Any positive HIV test result should be managed urgently by appropriate counselling and referral to an HIV prescriber. Assistance can be sought via telephone from a local sexual health clinic. It is very important for the clinician to recognise that HIV acquisition in a person who is using PrEP is a highly significant event and that the emphasis should be on supporting the person initially rather than focusing on how the infection occurred. If a patient is diagnosed with HIV infection while taking PrEP, their current health and wellbeing should be the chief immediate priority as opposed to enquiries about their adherence to PrEP.

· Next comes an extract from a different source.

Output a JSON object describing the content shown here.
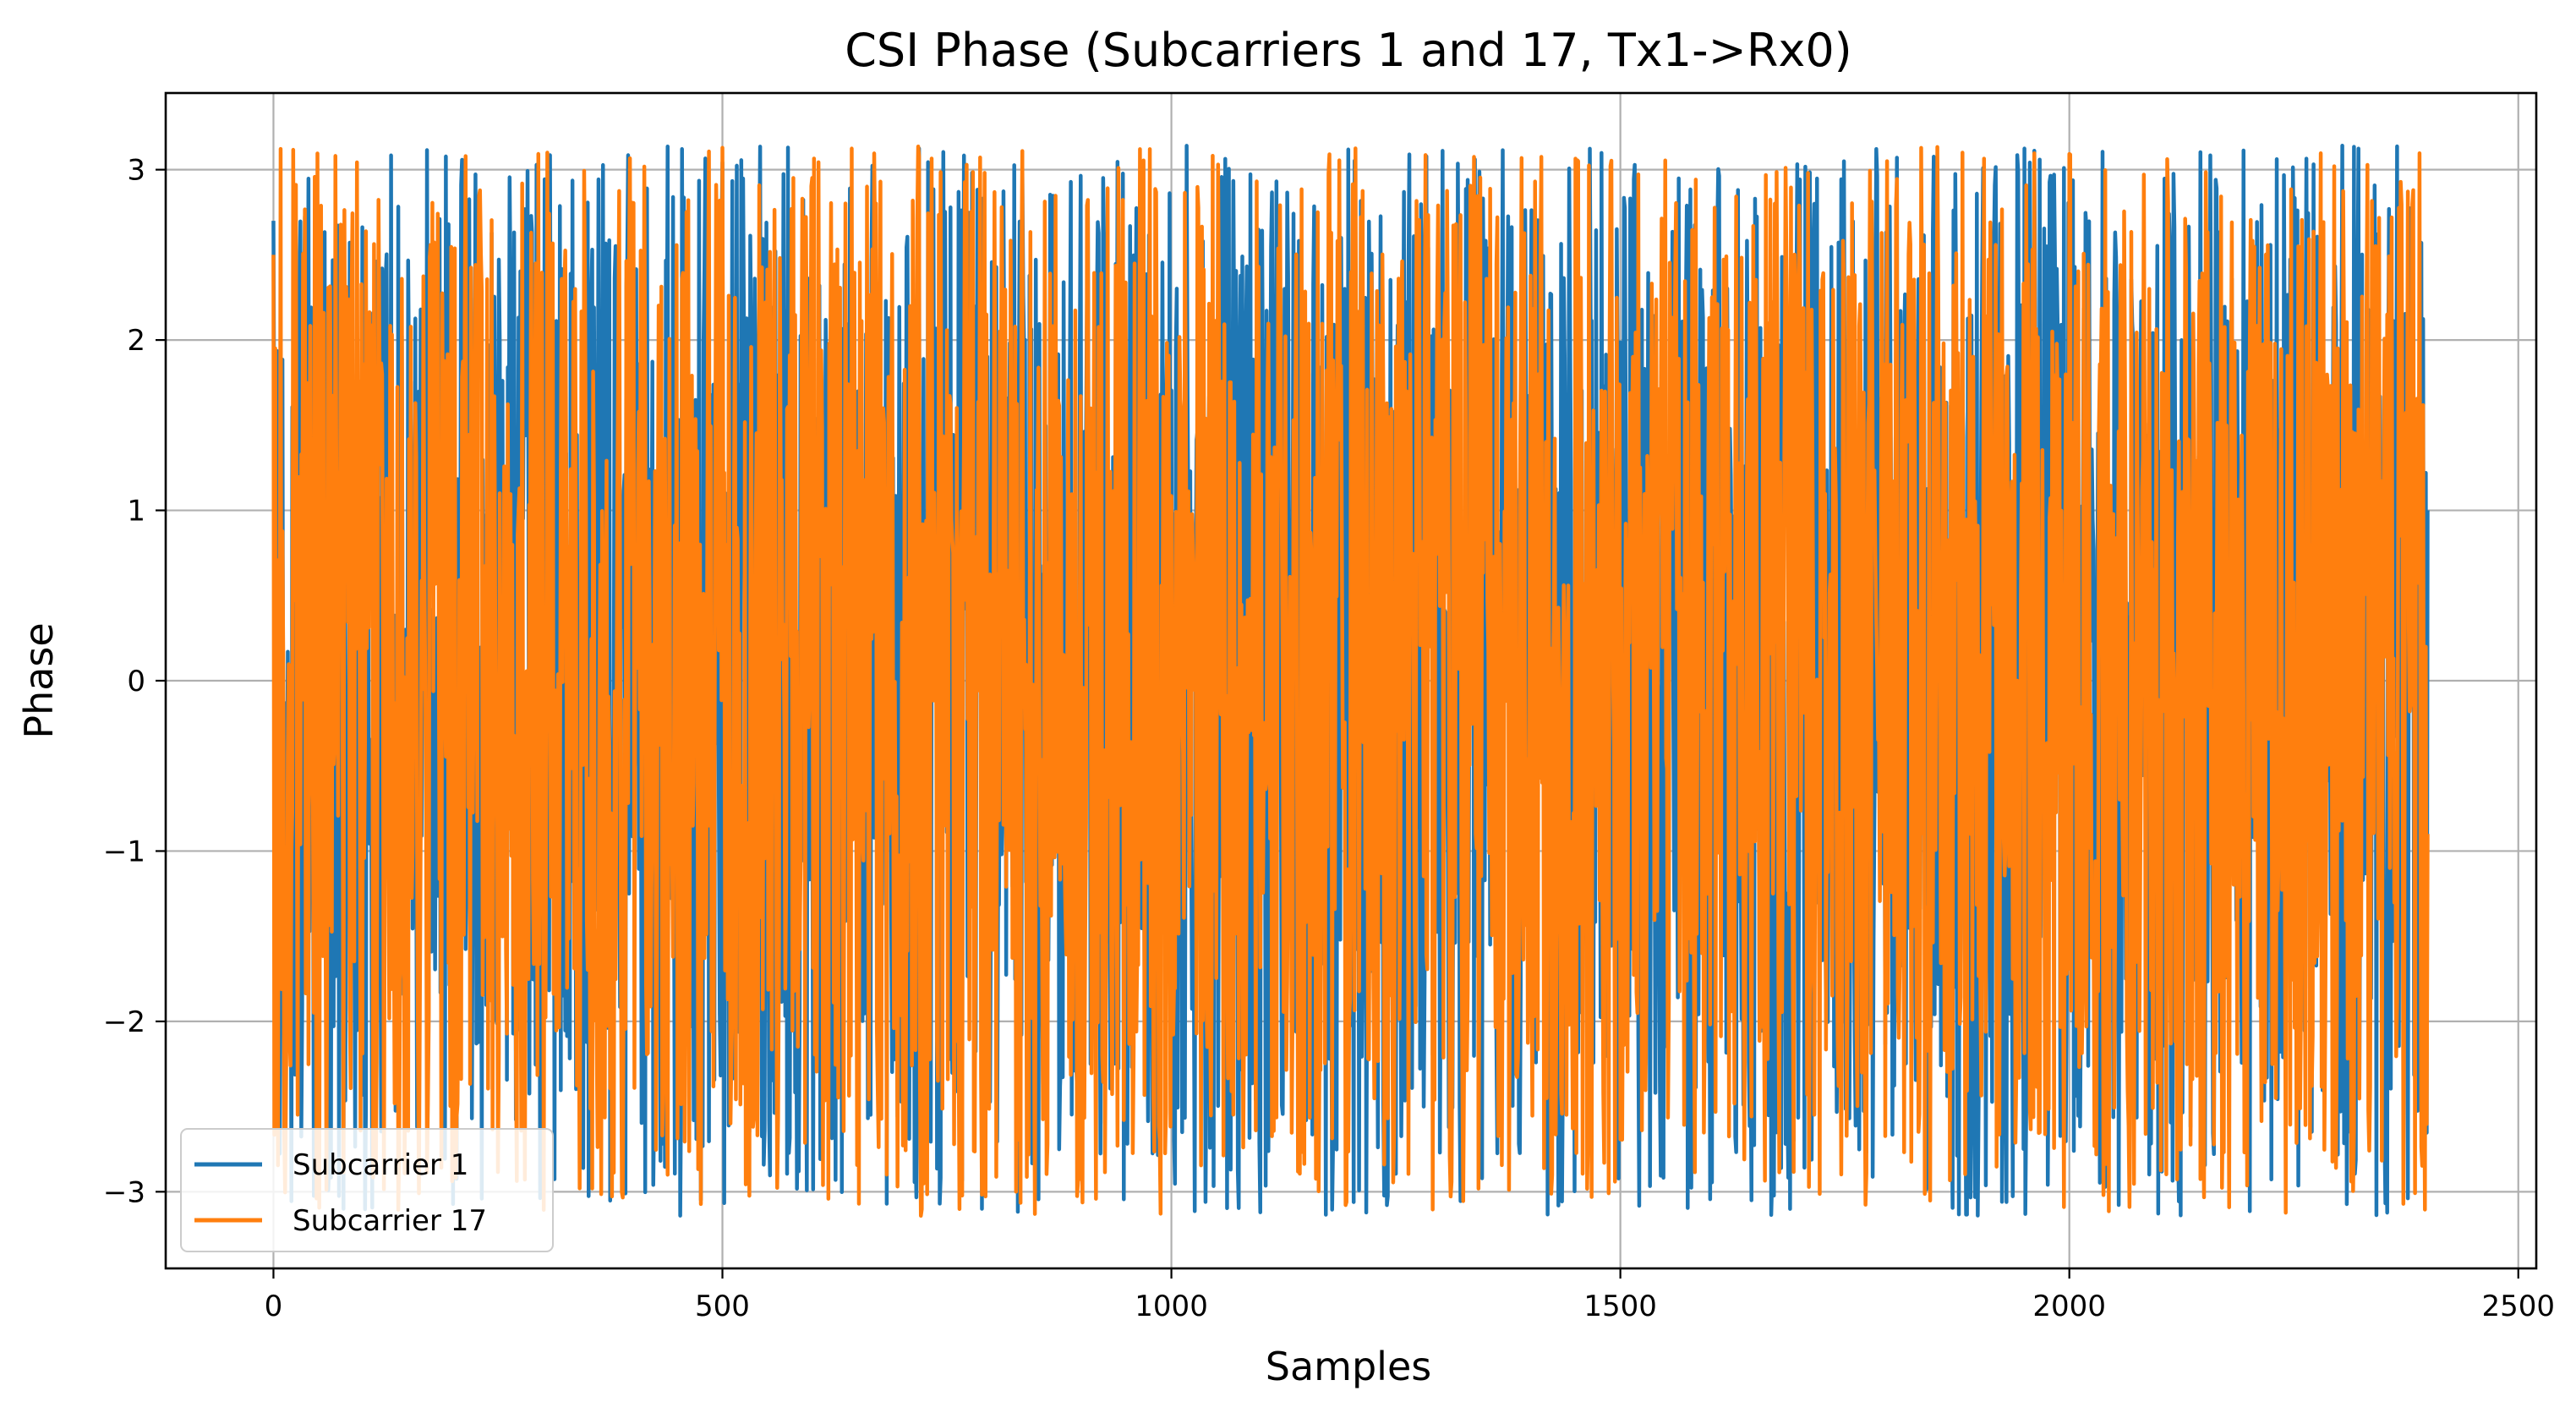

Acute HIV infection should be suspected in people at risk for HIV who were not taking PrEP at the time that they were recently exposed to HIV (e.g. no condom, or a condom broke during sex with an HIV-positive partner who was not on antiretroviral treatment, or has a detectable HIV viral load; condomless anal sex with a casual partner; recent injecting drug use with shared injection equipment with an HIV-positive partner). Also, infection with tenofovir disoproxil* (TD*)- and/or emtricitabine (FTC)-resistant HIV is possible, however, it is very uncommon while on PrEP, with only a few cases reported internationally (3). Therefore, in addition to sexual behaviour and injecting drug use, clinicians should elicit a history of any signs and symptoms of viral infection during the preceding month, including the day of PrEP evaluation. See the Table for clinical symptoms and abnormalities of acute (primary) HIV infection.
In this setting HIV drug resistance testing should be performed in all cases and if the patient reports high PrEP adherence they may agree to have their blood, and hair tested for tenofovir and emtricitabine drug levels. In this setting urgent referral to an HIV specialist is recommended. If urgent review by an HIV specialist is not possible, then the diagnosing clinician may wish to phone ASHM who will be able to help coordinate the patient and a clinical advisor.